Oops! I just realised… I’ve been writing in brackets since February).
News: Raised eyebrows among party activists, as Tony Blair claims Jeremy Corbyn could destroy Labour party “within 45 minutes”.
My new phone contract has unlimited texts.
And unlimited internet.
And 500 free minutes’ talk-time. Whatever the fuck that is?
After 20 years of marriage, my wife still makes me smile. Usually at family gatherings where she threatens me if I don’t look happy.
News: Drone users who cause accidents told they face prison. Unless they fire a missile at a primary school, in which case, a light ticking-off.
Hey, married people who miss being single – when’s the last time you showed up at a bar and your wife was 4 stone heavier than she said he was?
I used to work at a shoe factory, getting rid of all the shoes that failed quality control. It was sole destroying.
I’ve got a solution to this seagull problem. I would put down free cannabis to feed every one of them in every seaside town. I would leave no tern unstoned.
I’m like Marmite. You either love me, hate me or use me as a masturbatory tool.
Anyone who survives the degradation of years of captivity is a hero in my book. I don’t know how Ivana Trump did it.
Relationship Status: I joined a tug of war team just so I’d have some friends to go on the pull with.
“Excuse me. Why are all your baked goods £2, except for that one there, which is £3?” “Because that’s Madeira cake”.
Am I a middle-aged white man who embarrasses his kids by using outdated Afro-American slang? Fo’ shizzle.
I’m just back from a gynaecologist refresher course at the hospital.
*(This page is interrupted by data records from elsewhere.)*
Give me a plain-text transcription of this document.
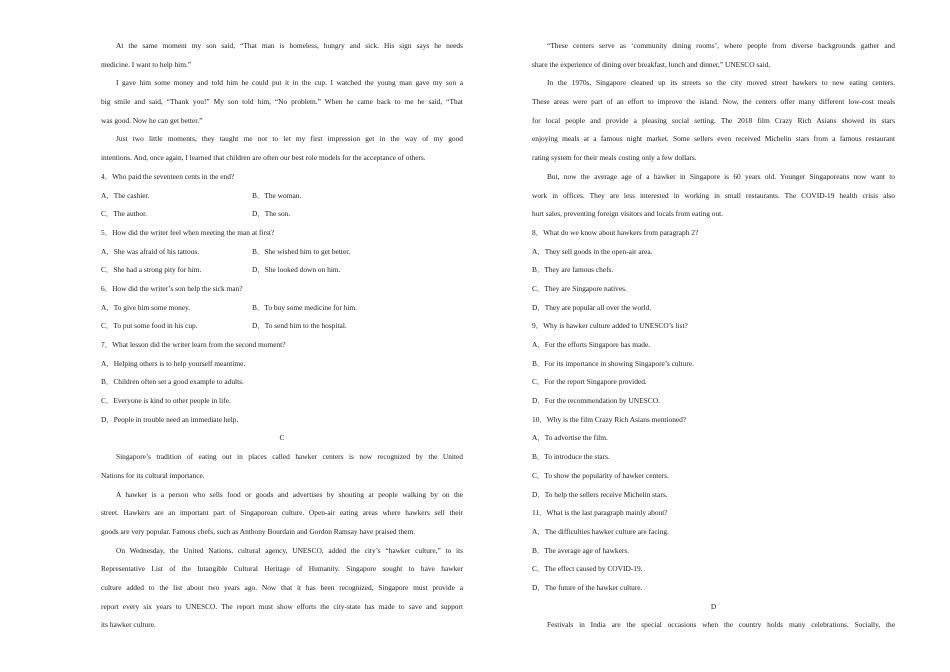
At the same moment my son said, “That man is homeless, hungry and sick. His sign says he needs
medicine. I want to help him.”
I gave him some money and told him he could put it in the cup. I watched the young man gave my son a
big smile and said, “Thank you!” My son told him, “No problem.” When he came back to me he said, “That
was good. Now he can get better.”
Just two little moments, they taught me not to let my first impression get in the way of my good
intentions. And, once again, I learned that children are often our best role models for the acceptance of others.
4．Who paid the seventeen cents in the end?
A．The cashier.	B．The woman.
C．The author.	D．The son.
5．How did the writer feel when meeting the man at first?
A．She was afraid of his tattoos.	B．She wished him to get better.
C．She had a strong pity for him.	D．She looked down on him.
6．How did the writer’s son help the sick man?
A．To give him some money.	B．To buy some medicine for him.
C．To put some food in his cup.	D．To send him to the hospital.
7．What lesson did the writer learn from the second moment?
A．Helping others is to help yourself meantime.
B．Children often set a good example to adults.
C．Everyone is kind to other people in life.
D．People in trouble need an immediate help.
C
Singapore’s tradition of eating out in places called hawker centers is now recognized by the United
Nations for its cultural importance.
A hawker is a person who sells food or goods and advertises by shouting at people walking by on the
street. Hawkers are an important part of Singaporean culture. Open-air eating areas where hawkers sell their
goods are very popular. Famous chefs, such as Anthony Bourdain and Gordon Ramsay have praised them.
On Wednesday, the United Nations, cultural agency, UNESCO, added the city’s “hawker culture,” to its
Representative List of the Intangible Cultural Heritage of Humanity. Singapore sought to have hawker
culture added to the list about two years ago. Now that it has been recognized, Singapore must provide a
report every six years to UNESCO. The report must show efforts the city-state has made to save and support
its hawker culture.
“These centers serve as ‘community dining rooms’, where people from diverse backgrounds gather and
share the experience of dining over breakfast, lunch and dinner,” UNESCO said.
In the 1970s, Singapore cleaned up its streets so the city moved street hawkers to new eating centers.
These areas were part of an effort to improve the island. Now, the centers offer many different low-cost meals
for local people and provide a pleasing social setting. The 2018 film Crazy Rich Asians showed its stars
enjoying meals at a famous night market. Some sellers even received Michelin stars from a famous restaurant
rating system for their meals costing only a few dollars.
But, now the average age of a hawker in Singapore is 60 years old. Younger Singaporeans now want to
work in offices. They are less interested in working in small restaurants. The COVID-19 health crisis also
hurt sales, preventing foreign visitors and locals from eating out.
8．What do we know about hawkers from paragraph 2?
A．They sell goods in the open-air area.
B．They are famous chefs.
C．They are Singapore natives.
D．They are popular all over the world.
9．Why is hawker culture added to UNESCO’s list?
A．For the efforts Singapore has made.
B．For its importance in showing Singapore’s culture.
C．For the report Singapore provided.
D．For the recommendation by UNESCO.
10．Why is the film Crazy Rich Asians mentioned?
A．To advertise the film.
B．To introduce the stars.
C．To show the popularity of hawker centers.
D．To help the sellers receive Michelin stars.
11．What is the last paragraph mainly about?
A．The difficulties hawker culture are facing.
B．The average age of hawkers.
C．The effect caused by COVID-19.
D．The future of the hawker culture.
D
Festivals in India are the special occasions when the country holds many celebrations. Socially, the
I jacked in my training a while ago but I still go as I like to keep my hand in.
Welcome To Innuendo Club. If anyone needs a copy of the rules I can give you one after the class.
“I hear you’ve had a penis extension. How much did you get?” “The 3-litre Range Rover V6”
“Nice!”
Animal Fact: [no.624]
An ant can lift 1000 times its own body weight which equates to an average human. (Amendment)
It appears they can’t.
Remember that to be politically correct you now need to refer to it as ‘Democratic Republic of The Um Bongo’.
Tony Blair’s advice to Labour raises important questions. Like how can they afford his fees?
“My dog has no nose!”
“How does he smell?”
…
…
“HE USES A DEVICE”.
People seem surprised that Donald Trump is stupid even though he’s named after a building in New York. Duh.